Organic Pest Control

Pests seem to be omnipresent, they seem to be always around and up to no good. Pesticides have a high success rate but they also harm your garden from the soil up. Organic pest control is all about avoiding pests and disease rather than wiping them out. By eliminating access and opportunity, you are denying pests the chance to attack your crops. As stated; healthier plants have a higher immune system and can withstand pest attacks and disease better. There are many barriers on the market for all the various pests, from bird and butterfly netting to mesh to keep insects out and copper collars to deter slugs and snails. A good population of beneficial insects will take care of their harmful counterparts, aphids, for example, are a favourite meal of many insects including ladybirds. Failing the barrier method, there are plenty of organic pest killers that can be sprayed on your plants.

Wildlife

A wildlife garden is wild looking environment maintained by a gardener for native plants and wildlife, it is the ideal companion to an ornamental or vegetable garden. A wild garden can be made from all or any portion of your garden and should contain a wide variety of natural habitats for plants, insects, birds, and other animals. The best way to start a wildlife garden is to look around the area for wild and uninhabited areas and try to emulate them.

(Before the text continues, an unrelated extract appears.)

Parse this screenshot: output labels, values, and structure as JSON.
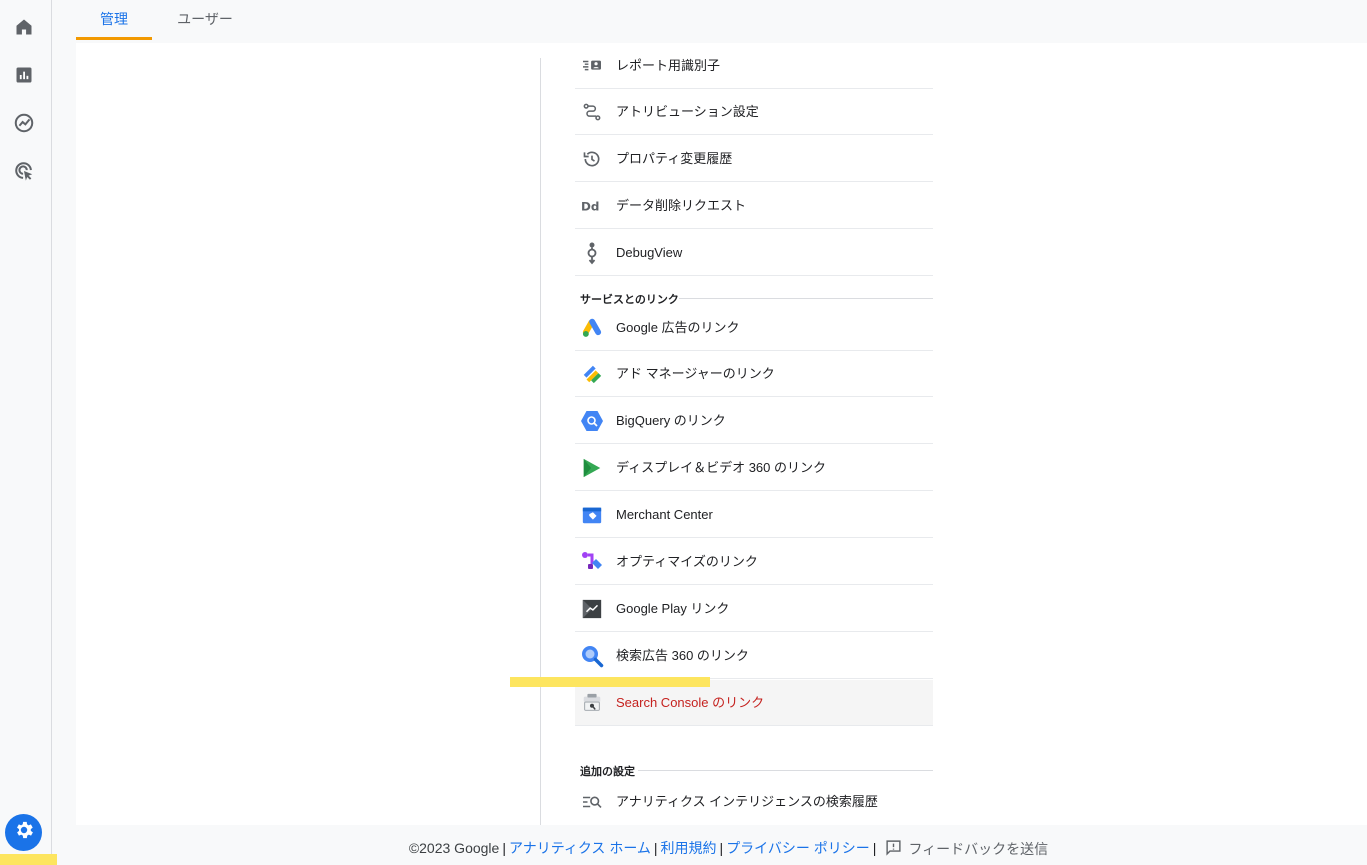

An unkempt area at the end of the garden is a good indicator of how your area would look if it was uninhabited, and the plants growing there will be well adapted to local conditions. Having an area of local wild plants provides a comfort zone for wildlife and insects and once it starts growing it requires little or no maintenance. These gardens also help with biological pest control by attracting beneficial insects and creatures.

Eco friendly gardening does not have to come be the result of a total change in the garden. The best way to is to start to garden naturally and introduce greener and less wasteful methods as you go. Just like anything, turning a garden environmentally friendly is a learning process, but one that brings it's own rewards.